Quadrinhos de super-heróis e igualdade de gênero nunca estiveram em tanta sintonia! Ou não?
Em um artigo para o New York Times, Jill Lepore relata uma experiência interessante: levar dois meninos de 10 anos para assistir Vingadores – A Era de Ultron e depois ler com eles a primeira edição de A-Force, título da Marvel que faz parte das Guerras Secretas e mostra um grupo de heroínas do Universo Marvel como defensoras da Ilha de Arcádia (uma espécie de ilha Paraíso da Mulher Maravilha da DC).
Sobre o filme os meninos comentaram que faltou desenvolver mais os personagens, que o pano de fundo da narrativa era fraco e que o “clima” entre o Hulk e a Viúva Negra foi estranho. Análises bastante elaboradas para meninos de 10 anos!
Sobre a A-Force os meninos identificaram a maior parte das personagens como versões femininas de personagens masculinos. Depois de alguns comentários do tipo “garotas são chatas”, Jill Lepore pergunta para os garotos o motivo de todas as personagens terem decotes enormes. A resposta vem acompanhada de risadas: Porque elas são garotas! Para a colunista essa resposta mostra que a representação da figura feminina/heroica nos quadrinhos de super-heróis não passa por nenhum tipo de crítica e está profundamente ligada à criação da Mulher-Maravilha pelo polêmico psicólogo William Moulton Marston, em 1941.
Lepore escreveu o livro The Secret History of Wonder Woman e nele se aprofunda nas excentricidades de Martson. Ele inventou o detector de mentiras (por isso o Laço da Verdade de Diana), manteve dois relacionamentos consecutivos fora do casamento com o consentimento da esposa, defendia a comercialização de pornografia e era adepto do boundage (google it!). Ela aponta especificamente para o fato dele ter sido escritor da revista TRUE, entre os anos de 1945 e 1947, em parceria com o artista George Petty, fazendo calendários de pin-ups e escrevendo análises da psicologia feminina das personagens.
As garotas de Petty fizeram muito sucesso (as vendas da revista triplicaram) e anteciparam o que viria a ser a revista Playboy anos mais tarde. O próprio Hugh Hefner (criador da Playboy) cresceu influenciado pelas imagens criadas por Petty e Martson. As personagens tinham nomes como Miss Bashful (Senhorita Tímida), Miss Chummy Bunny (Coelhinha Sociável – provável inspiração de Hefner para a Playboy), Miss Heartsnatcher (Arrebatadora de Corações) e Miss Girl of Tomorrow (Garota do Amanhã). Martson escrevia sua análise dizendo coisas como fascinante, inteligente, mas é uma cruel caçadora de homens, jovem escravizadora de corações.

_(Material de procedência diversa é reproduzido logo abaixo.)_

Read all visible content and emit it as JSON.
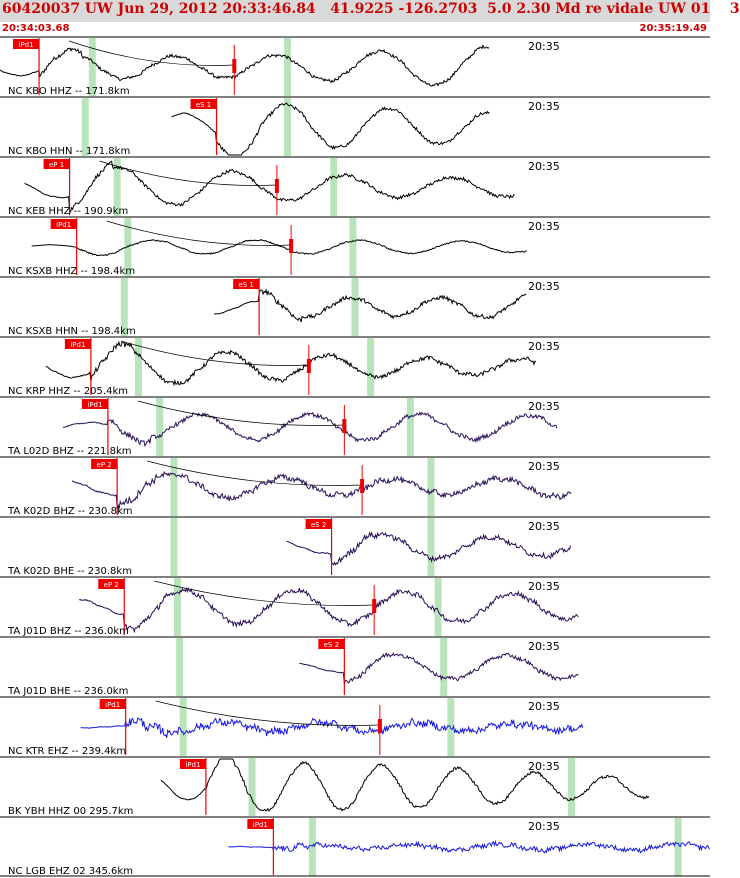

Sem dúvida a relação entre a iconografia das pin-ups, os nomes caricatos e as análises das personalidades libertinas e cruéis dessas figuras femininas têm ecos claros na forma como as personagens femininas têm sido representadas nos quadrinhos de super heróis, mas é preciso reconhecer também o quanto avançamos.
Quem olha com atenção a edição de A-Force, apesar de alguns decotes, roupas colantes e nomes como She-Hulk, Miss Marvel e Spider Woman – todas heranças históricas apontadas por Jill Lepore – vê também o tom sério da história, o protagonismo das personagens e a complexa gama de graus de relacionamento e sentimento entre as personagens. Muito longe da análise pervertida de Martson sobre a psicologia feminina.
Quadrinhos são uma mídia cheia de estereótipos e reducionismos que são fundamentais para esse gênero de narrativa, onde personagens adotam personas fantasiadas em roupas colantes e estão sempre diante de conflitos que exigem uma resposta física (voar, bater, saltar, esquivar), sejam personagens masculinos ou femininos.
Partindo desse cenário há uma sinalização de mudança na indústria, com mais mulheres escrevendo roteiros, com mais títulos protagonizados por personagens femininos, com revisão no lay out de uniformes e com uma gama étnica mais ampla.
O mais recente exemplo dessa mudança é o novo desenho da DC, Super Heroes Girls, que vai tentar formar uma nova geração de leitoras e leitores de quadrinhos, assim como a série de TV do Batman de 1966 formou a minha geração e a série animada do Batman e o desenho dos X-Men marcaram a geração dos anos 90.
Talvez a igualdade de gênero ainda seja somente uma ideal. Mas esse ideal nunca foi tão forte.